Critique – Fiction

Les mots de l’insoumis

Les adversaires de Franco sous la plume de Lydie Salvayre.

Après avoir laissé la parole, dans La compagnie des spectres, roman publié en 1997, à une mère confondant les années malheureuses de la collaboration française et le présent, Lydie Salvayre donne ici le crachoir à une autre mère, la sienne, qui relate la courte épopée libertaire de l’Espagne pendant l’été 1936, juste avant que la guerre civile ne coupe court à cette révolution sociale. Au récit coloré de cette Montse de quatre-vingt-dix ans qui abâtardit d’espagnol la langue française répondent des sections consacrées à Georges Bernanos, confronté lors du même été aux atrocités commises par les phalanges chrétiennes au nom du Christ et de Franco. Pour le «monarchiste, catholique, héritier des vieilles traditions françaises» qu’il affirme être, l’expérience des exécutions sommaires d’agriculteurs par des milices qui se disent, comme lui, catholiques, lui cause un dilemme moral et éthique dont il fera état dans Les grands cimetières sous la lune.

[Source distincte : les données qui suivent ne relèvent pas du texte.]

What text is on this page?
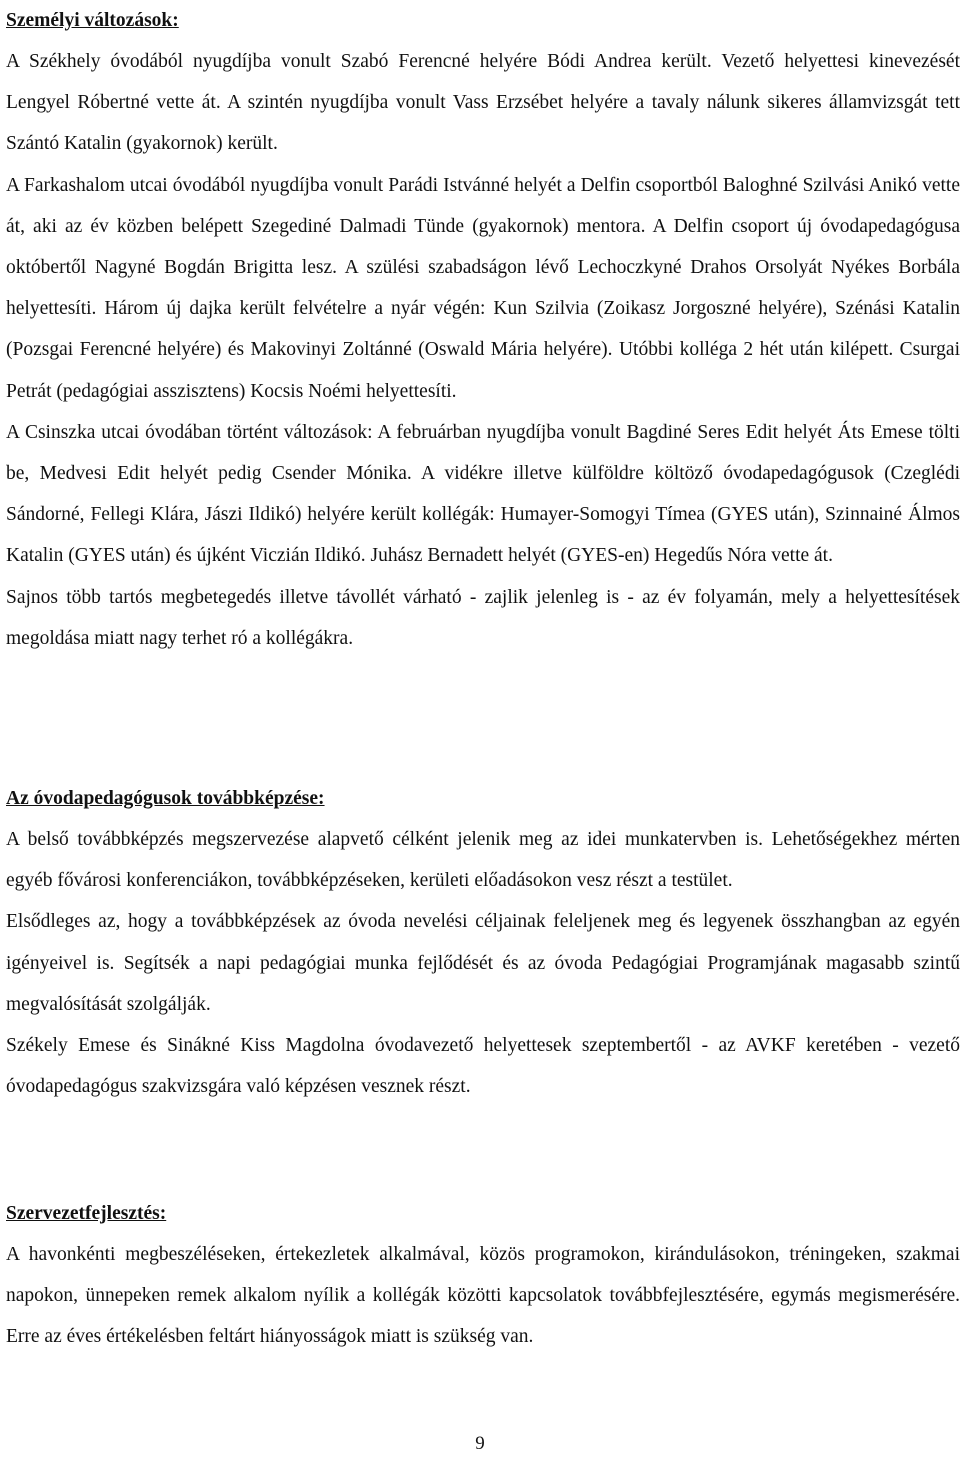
Személyi változások:

A Székhely óvodából nyugdíjba vonult Szabó Ferencné helyére Bódi Andrea került. Vezető helyettesi kinevezését Lengyel Róbertné vette át. A szintén nyugdíjba vonult Vass Erzsébet helyére a tavaly nálunk sikeres államvizsgát tett Szántó Katalin (gyakornok) került.

A Farkashalom utcai óvodából nyugdíjba vonult Parádi Istvánné helyét a Delfin csoportból Baloghné Szilvási Anikó vette át, aki az év közben belépett Szegediné Dalmadi Tünde (gyakornok) mentora. A Delfin csoport új óvodapedagógusa októbertől Nagyné Bogdán Brigitta lesz. A szülési szabadságon lévő Lechoczkyné Drahos Orsolyát Nyékes Borbála helyettesíti. Három új dajka került felvételre a nyár végén: Kun Szilvia (Zoikasz Jorgoszné helyére), Szénási Katalin (Pozsgai Ferencné helyére) és Makovinyi Zoltánné (Oswald Mária helyére). Utóbbi kolléga 2 hét után kilépett. Csurgai Petrát (pedagógiai asszisztens) Kocsis Noémi helyettesíti.

A Csinszka utcai óvodában történt változások: A februárban nyugdíjba vonult Bagdiné Seres Edit helyét Áts Emese tölti be, Medvesi Edit helyét pedig Csender Mónika. A vidékre illetve külföldre költöző óvodapedagógusok (Czeglédi Sándorné, Fellegi Klára, Jászi Ildikó) helyére került kollégák: Humayer-Somogyi Tímea (GYES után), Szinnainé Álmos Katalin (GYES után) és újként Viczián Ildikó. Juhász Bernadett helyét (GYES-en) Hegedűs Nóra vette át.

Sajnos több tartós megbetegedés illetve távollét várható - zajlik jelenleg is - az év folyamán, mely a helyettesítések megoldása miatt nagy terhet ró a kollégákra.

Az óvodapedagógusok továbbképzése:

A belső továbbképzés megszervezése alapvető célként jelenik meg az idei munkatervben is. Lehetőségekhez mérten egyéb fővárosi konferenciákon, továbbképzéseken, kerületi előadásokon vesz részt a testület.

Elsődleges az, hogy a továbbképzések az óvoda nevelési céljainak feleljenek meg és legyenek összhangban az egyén igényeivel is. Segítsék a napi pedagógiai munka fejlődését és az óvoda Pedagógiai Programjának magasabb szintű megvalósítását szolgálják.

Székely Emese és Sinákné Kiss Magdolna óvodavezető helyettesek szeptembertől - az AVKF keretében - vezető óvodapedagógus szakvizsgára való képzésen vesznek részt.

Szervezetfejlesztés:

A havonkénti megbeszéléseken, értekezletek alkalmával, közös programokon, kirándulásokon, tréningeken, szakmai napokon, ünnepeken remek alkalom nyílik a kollégák közötti kapcsolatok továbbfejlesztésére, egymás megismerésére. Erre az éves értékelésben feltárt hiányosságok miatt is szükség van.

9
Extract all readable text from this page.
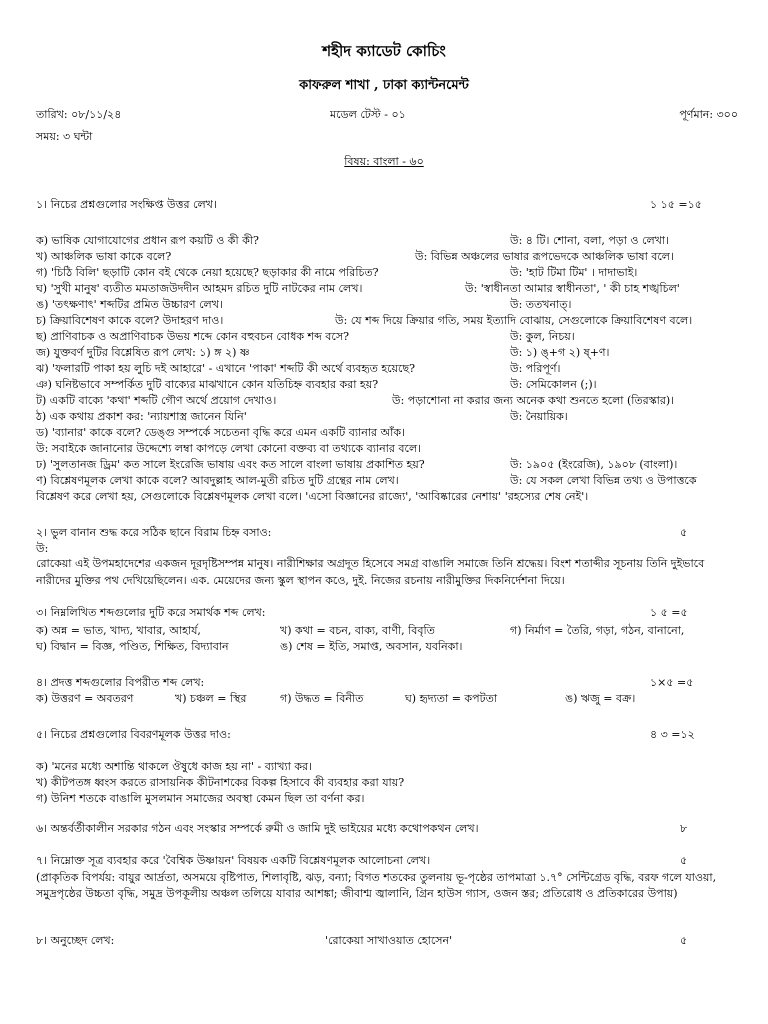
শহীদ ক্যাডেট কোচিং
কাফরুল শাখা , ঢাকা ক্যান্টনমেন্ট
তারিখ: ০৮/১১/২৪	মডেল টেস্ট - ০১	পূর্ণমান: ৩০০
সময়: ৩ ঘন্টা
বিষয়: বাংলা - ৬০
১। নিচের প্রশ্নগুলোর সংক্ষিপ্ত উত্তর লেখ।	১ ১৫ =১৫
ক) ভাষিক যোগাযোগের প্রধান রূপ কয়টি ও কী কী?	উ: ৪ টি। শোনা, বলা, পড়া ও লেখা।
খ) আঞ্চলিক ভাষা কাকে বলে?	উ: বিভিন্ন অঞ্চলের ভাষার রূপভেদকে আঞ্চলিক ভাষা বলে।
গ) 'চিঠি বিলি' ছড়াটি কোন বই থেকে নেয়া হয়েছে? ছড়াকার কী নামে পরিচিত?	উ: 'হাট টিমা টিম' । দাদাভাই।
ঘ) 'সুখী মানুষ' ব্যতীত মমতাজউদদীন আহমদ রচিত দুটি নাটকের নাম লেখ।	উ: 'স্বাধীনতা আমার স্বাধীনতা', ' কী চাহ শঙ্খচিল'
ঙ) 'তৎক্ষণাৎ' শব্দটির প্রমিত উচ্চারণ লেখ।	উ: ততখনাত্।
চ) ক্রিয়াবিশেষণ কাকে বলে? উদাহরণ দাও।	উ: যে শব্দ দিয়ে ক্রিয়ার গতি, সময় ইত্যাদি বোঝায়, সেগুলোকে ক্রিয়াবিশেষণ বলে।
ছ) প্রাণিবাচক ও অপ্রাণিবাচক উভয় শব্দে কোন বহুবচন বোধক শব্দ বসে?	উ: কুল, নিচয়।
জ) যুক্তবর্ণ দুটির বিশ্লেষিত রূপ লেখ: ১) ঙ্গ ২) ষ্ণ	উ: ১) ঙ্+গ ২) ষ্+ণ।
ঝ) 'ফলারটি পাকা হয় লুচি দই আহারে' - এখানে 'পাকা' শব্দটি কী অর্থে ব্যবহৃত হয়েছে?	উ: পরিপূর্ণ।
ঞ) ঘনিষ্টভাবে সম্পর্কিত দুটি বাক্যের মাঝখানে কোন যতিচিহ্ন ব্যবহার করা হয়?	উ: সেমিকোলন (;)।
ট) একটি বাক্যে 'কথা' শব্দটি গৌণ অর্থে প্রয়োগ দেখাও।	উ: পড়াশোনা না করার জন্য অনেক কথা শুনতে হলো (তিরস্কার)।
ঠ) এক কথায় প্রকাশ কর: 'ন্যায়শাস্ত্র জানেন যিনি'	উ: নৈয়ায়িক।
ড) 'ব্যানার' কাকে বলে? ডেঙ্গু সম্পর্কে সচেতনা বৃদ্ধি করে এমন একটি ব্যানার আঁক।
উ: সবাইকে জানানোর উদ্দেশ্যে লম্বা কাপড়ে লেখা কোনো বক্তব্য বা তথ্যকে ব্যানার বলে।
ঢ) 'সুলতানজ ড্রিম' কত সালে ইংরেজি ভাষায় এবং কত সালে বাংলা ভাষায় প্রকাশিত হয়?	উ: ১৯০৫ (ইংরেজি), ১৯০৮ (বাংলা)।
ণ) বিশ্লেষণমূলক লেখা কাকে বলে? আবদুল্লাহ আল-মুতী রচিত দুটি গ্রন্থের নাম লেখ।	উ: যে সকল লেখা বিভিন্ন তথ্য ও উপাত্তকে
বিশ্লেষণ করে লেখা হয়, সেগুলোকে বিশ্লেষণমূলক লেখা বলে। 'এসো বিজ্ঞানের রাজ্যে', 'আবিষ্কারের নেশায়' 'রহস্যের শেষ নেই'।
২। ভুল বানান শুদ্ধ করে সঠিক ছানে বিরাম চিহ্ন বসাও:	৫
উ:
রোকেয়া এই উপমহাদেশের একজন দূরদৃষ্টিসম্পন্ন মানুষ। নারীশিক্ষার অগ্রদূত হিসেবে সমগ্র বাঙালি সমাজে তিনি শ্রদ্ধেয়। বিংশ শতাব্দীর সূচনায় তিনি দুইভাবে নারীদের মুক্তির পথ দেখিয়েছিলেন। এক. মেয়েদের জন্য স্কুল স্থাপন কওে, দুই. নিজের রচনায় নারীমুক্তির দিকনির্দেশনা দিয়ে।
৩। নিম্নলিখিত শব্দগুলোর দুটি করে সমার্থক শব্দ লেখ:	১ ৫ =৫
ক) অন্ন = ভাত, খাদ্য, খাবার, আহার্য,	খ) কথা = বচন, বাক্য, বাণী, বিবৃতি	গ) নির্মাণ = তৈরি, গড়া, গঠন, বানানো,
ঘ) বিদ্বান = বিজ্ঞ, পণ্ডিত, শিক্ষিত, বিদ্যাবান	ঙ) শেষ = ইতি, সমাপ্ত, অবসান, যবনিকা।
৪। প্রদত্ত শব্দগুলোর বিপরীত শব্দ লেখ:	১×৫ =৫
ক) উত্তরণ = অবতরণ	খ) চঞ্চল = স্থির	গ) উদ্ধত = বিনীত	ঘ) হৃদ্যতা = কপটতা	ঙ) ঋজু = বক্র।
৫। নিচের প্রশ্নগুলোর বিবরণমূলক উত্তর দাও:	৪ ৩ =১২
ক) 'মনের মধ্যে অশান্তি থাকলে ঔষুধে কাজ হয় না' - ব্যাখ্যা কর।
খ) কীটপতঙ্গ ধ্বংস করতে রাসায়নিক কীটনাশকের বিকল্প হিসাবে কী ব্যবহার করা যায়?
গ) উনিশ শতকে বাঙালি মুসলমান সমাজের অবস্থা কেমন ছিল তা বর্ণনা কর।
৬। অন্তর্বর্তীকালীন সরকার গঠন এবং সংস্কার সম্পর্কে রুমী ও জামি দুই ভাইয়ের মধ্যে কথোপকথন লেখ।	৮
৭। নিম্নোক্ত সূত্র ব্যবহার করে 'বৈশ্বিক উষ্ণায়ন' বিষয়ক একটি বিশ্লেষণমূলক আলোচনা লেখ।	৫
(প্রাকৃতিক বিপর্যয়: বায়ুর আর্দ্রতা, অসময়ে বৃষ্টিপাত, শিলাবৃষ্টি, ঝড়, বন্যা; বিগত শতকের তুলনায় ভূ-পৃষ্ঠের তাপমাত্রা ১.৭° সেন্টিগ্রেড বৃদ্ধি, বরফ গলে যাওয়া, সমুদ্রপৃষ্ঠের উচ্চতা বৃদ্ধি, সমুদ্র উপকূলীয় অঞ্চল তলিয়ে যাবার আশঙ্কা; জীবাশ্ম জ্বালানি, গ্রিন হাউস গ্যাস, ওজন স্তর; প্রতিরোধ ও প্রতিকারের উপায়)
৮। অনুচ্ছেদ লেখ:	'রোকেয়া সাখাওয়াত হোসেন'	৫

Salvayre pose dans Pas pleurer des questions essentielles sur la manipulation des masses par la rhétorique idéologique, qu’elle soit proférée par des individus convaincus ou des organes de presse, par des évêques ou des patrons. Plus précisément, l’écrivaine entreprend de souligner, par la figure de cette mère qui a oublié tout ce qui a eu lieu après l’été 1936, la permanence troublante des formules politiciennes. Les mots ont le pouvoir de faire et défaire des empires, de provoquer la guerre ou la paix, de rassembler sous une idée ou sous une autre une communauté de gens. Or ils ont également le pouvoir de révéler à l’homme qui écrit les limites de ses convictions, au rhéteur la fugacité de la persuasion, à la narratrice de Pas pleurer l’indistinction entre les idéologues d’hier et ceux d’aujourd’hui. S’il suffisait d’envolées lyriques bien senties, de quelques promesses ou de gros bon sens pour convaincre un jour les villageois de l’Aragon de mettre les terres en commun puis, le jour suivant, de se ranger derrière le rationalisme des préceptes staliniens, certains commentaires émis par la mère au fil de son récit donnent la mesure du cynisme contemporain à l’endroit de la classe politique: «Lui entend se porter au-devant des besoins du peuple (j’ai le sentiment d’entendre nos, dis-je. Ce sont les mêmes crapules, dit ma mère).»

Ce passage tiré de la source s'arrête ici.